Hochrechnung Vucic-Partei mit haushohem Sieg bei Parlamentswahl in Serbien

Vucic ist seit 2017 Präsident von Serbien.
Belgrad Unter mäßiger Beteiligung der Bürger hat die Partei von Präsident Aleksandar Vucic die Parlamentswahl in Serbien einer Hochrechnung zufolge haushoch gewonnen. Nach den Zahlen der Belgrader Wahlforschungsgruppe Cesid kam die rechtsnationale Präsidentenpartei SNS (Serbische Fortschrittspartei) am Sonntag auf eine absolute Mehrheit von 63 Prozent. Die Wahlbeteiligung lag demnach bei unter 50 Prozent. Vor vier Jahren hatte sie noch bei 56 Prozent gelegen.
Die Wahl nach Ablauf der letzten Legislaturperiode hätte am 26. April stattfinden sollen, wurde aber wegen der Corona-Pandemie verschoben. Ein wesentlicher Teil der Opposition boykottierte den Urnengang. Ihre Vertreter sahen die Voraussetzungen für freie und faire Wahlen nicht gegeben.

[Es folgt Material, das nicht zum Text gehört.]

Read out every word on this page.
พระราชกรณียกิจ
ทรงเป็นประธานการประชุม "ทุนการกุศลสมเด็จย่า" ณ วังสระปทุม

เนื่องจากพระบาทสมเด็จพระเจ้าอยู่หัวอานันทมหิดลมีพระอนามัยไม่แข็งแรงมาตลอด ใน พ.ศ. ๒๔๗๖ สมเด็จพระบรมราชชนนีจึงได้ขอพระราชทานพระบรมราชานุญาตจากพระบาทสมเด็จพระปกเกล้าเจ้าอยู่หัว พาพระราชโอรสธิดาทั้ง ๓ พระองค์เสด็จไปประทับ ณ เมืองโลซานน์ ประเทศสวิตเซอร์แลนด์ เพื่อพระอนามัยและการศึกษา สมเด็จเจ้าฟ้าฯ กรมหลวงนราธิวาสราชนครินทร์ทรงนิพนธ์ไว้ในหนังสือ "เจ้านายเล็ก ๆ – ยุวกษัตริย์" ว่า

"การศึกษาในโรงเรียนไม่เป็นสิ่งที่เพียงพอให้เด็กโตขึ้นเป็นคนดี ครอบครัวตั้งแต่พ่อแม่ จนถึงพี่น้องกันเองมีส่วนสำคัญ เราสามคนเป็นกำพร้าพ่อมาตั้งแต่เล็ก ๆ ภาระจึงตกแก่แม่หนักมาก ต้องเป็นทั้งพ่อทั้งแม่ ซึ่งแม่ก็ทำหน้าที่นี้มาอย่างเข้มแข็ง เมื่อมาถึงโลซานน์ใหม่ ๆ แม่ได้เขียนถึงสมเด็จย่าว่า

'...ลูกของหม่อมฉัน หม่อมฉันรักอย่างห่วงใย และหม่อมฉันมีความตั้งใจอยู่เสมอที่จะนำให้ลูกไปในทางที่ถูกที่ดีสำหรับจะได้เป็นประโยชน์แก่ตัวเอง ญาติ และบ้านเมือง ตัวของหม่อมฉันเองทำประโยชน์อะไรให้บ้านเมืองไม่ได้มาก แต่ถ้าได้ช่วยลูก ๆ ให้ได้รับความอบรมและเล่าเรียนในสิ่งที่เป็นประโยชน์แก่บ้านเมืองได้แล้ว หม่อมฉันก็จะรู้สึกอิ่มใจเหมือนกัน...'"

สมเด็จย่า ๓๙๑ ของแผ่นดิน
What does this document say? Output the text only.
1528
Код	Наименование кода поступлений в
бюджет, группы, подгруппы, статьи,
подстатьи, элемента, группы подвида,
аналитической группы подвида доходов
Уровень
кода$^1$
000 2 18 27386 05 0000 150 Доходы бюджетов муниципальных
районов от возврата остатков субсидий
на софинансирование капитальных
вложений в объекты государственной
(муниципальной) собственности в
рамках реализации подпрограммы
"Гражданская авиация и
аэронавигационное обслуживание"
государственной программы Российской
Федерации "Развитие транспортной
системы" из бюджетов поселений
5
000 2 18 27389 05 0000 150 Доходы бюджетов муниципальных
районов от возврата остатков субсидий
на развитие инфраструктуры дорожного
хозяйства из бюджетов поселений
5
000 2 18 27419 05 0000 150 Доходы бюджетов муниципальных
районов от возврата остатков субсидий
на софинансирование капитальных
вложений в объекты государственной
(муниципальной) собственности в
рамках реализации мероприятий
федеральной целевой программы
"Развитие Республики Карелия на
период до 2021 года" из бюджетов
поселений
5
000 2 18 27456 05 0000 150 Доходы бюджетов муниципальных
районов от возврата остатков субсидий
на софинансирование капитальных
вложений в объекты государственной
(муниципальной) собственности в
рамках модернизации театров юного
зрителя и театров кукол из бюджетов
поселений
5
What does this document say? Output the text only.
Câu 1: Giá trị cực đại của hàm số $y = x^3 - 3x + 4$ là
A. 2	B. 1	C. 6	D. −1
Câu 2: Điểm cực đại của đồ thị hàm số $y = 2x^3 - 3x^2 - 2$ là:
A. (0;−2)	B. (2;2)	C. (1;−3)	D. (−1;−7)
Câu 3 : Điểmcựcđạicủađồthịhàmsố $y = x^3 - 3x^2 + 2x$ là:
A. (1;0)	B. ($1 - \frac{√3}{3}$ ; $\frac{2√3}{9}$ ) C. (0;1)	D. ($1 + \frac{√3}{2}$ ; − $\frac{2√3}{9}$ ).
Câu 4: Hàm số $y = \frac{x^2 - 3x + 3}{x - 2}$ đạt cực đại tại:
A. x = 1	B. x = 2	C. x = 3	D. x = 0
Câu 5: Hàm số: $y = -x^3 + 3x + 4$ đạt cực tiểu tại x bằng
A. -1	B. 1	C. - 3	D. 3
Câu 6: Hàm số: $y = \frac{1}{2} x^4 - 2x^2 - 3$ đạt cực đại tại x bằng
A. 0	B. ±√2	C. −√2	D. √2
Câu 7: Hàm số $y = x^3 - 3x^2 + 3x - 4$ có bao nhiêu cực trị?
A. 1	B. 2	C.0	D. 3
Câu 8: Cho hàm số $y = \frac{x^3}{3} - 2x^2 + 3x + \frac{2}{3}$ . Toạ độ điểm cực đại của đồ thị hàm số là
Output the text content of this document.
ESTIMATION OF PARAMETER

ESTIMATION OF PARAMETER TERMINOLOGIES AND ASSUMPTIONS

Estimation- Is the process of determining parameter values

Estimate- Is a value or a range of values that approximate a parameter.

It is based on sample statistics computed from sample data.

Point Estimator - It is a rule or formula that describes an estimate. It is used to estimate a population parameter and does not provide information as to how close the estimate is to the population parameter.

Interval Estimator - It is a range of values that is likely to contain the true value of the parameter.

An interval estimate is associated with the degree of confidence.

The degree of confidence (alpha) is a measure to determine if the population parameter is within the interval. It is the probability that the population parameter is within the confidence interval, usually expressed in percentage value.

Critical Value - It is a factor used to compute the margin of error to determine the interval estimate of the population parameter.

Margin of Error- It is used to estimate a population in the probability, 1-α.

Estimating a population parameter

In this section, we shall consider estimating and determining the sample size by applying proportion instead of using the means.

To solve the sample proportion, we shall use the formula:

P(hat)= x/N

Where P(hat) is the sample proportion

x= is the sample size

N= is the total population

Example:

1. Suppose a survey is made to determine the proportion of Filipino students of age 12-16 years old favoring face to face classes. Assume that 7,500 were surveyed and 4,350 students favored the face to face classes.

Vucic regiert seit 2014 als Ministerpräsident und seit 2017 als Präsident zunehmend autoritär über das Balkanland. Die meisten Medien werden von ihm und seinen Geschäftsfreunden kontrolliert. Mit dem Zugriff auf die staatlichen Ressourcen sichern sich Vucic und die seit 2012 regierende SNS eine übermächtige Präsenz in der Öffentlichkeit.
Um eine zu monotone Zusammensetzung der neuen Volksvertretung abzuwenden, hatte der Gesetzgeber die Sperrklausel für den Parlamentseinzug von fünf auf drei Prozent herabgesetzt. Der Cesid-Hochrechnung vom Sonntagabend zufolge dürften dennoch nur noch zwei weitere Parteien den Einzug in die Volksvertretung geschafft haben.
Eine von ihnen, die Sozialistische Partei Serbiens (SPS), kommt demnach auf etwas mehr als zehn Prozent der Stimmen. Sie ist aber seit 2012 ohnehin in einer Koalition mit der SNS und stellt mit Ivica Dacic den Außenminister. Einziger Nutznießer der abgesenkten Sperrklausel dürfte die Partei Spas (Rettung) des Reformpolitikers und ehemaligen Wasserballers Aleksandar Sapic sein. Sie steht laut Cesid bei knapp vier Prozent. Darüber hinaus sind einigen ethnischen Minderheiten Parlamentssitze zugesichert.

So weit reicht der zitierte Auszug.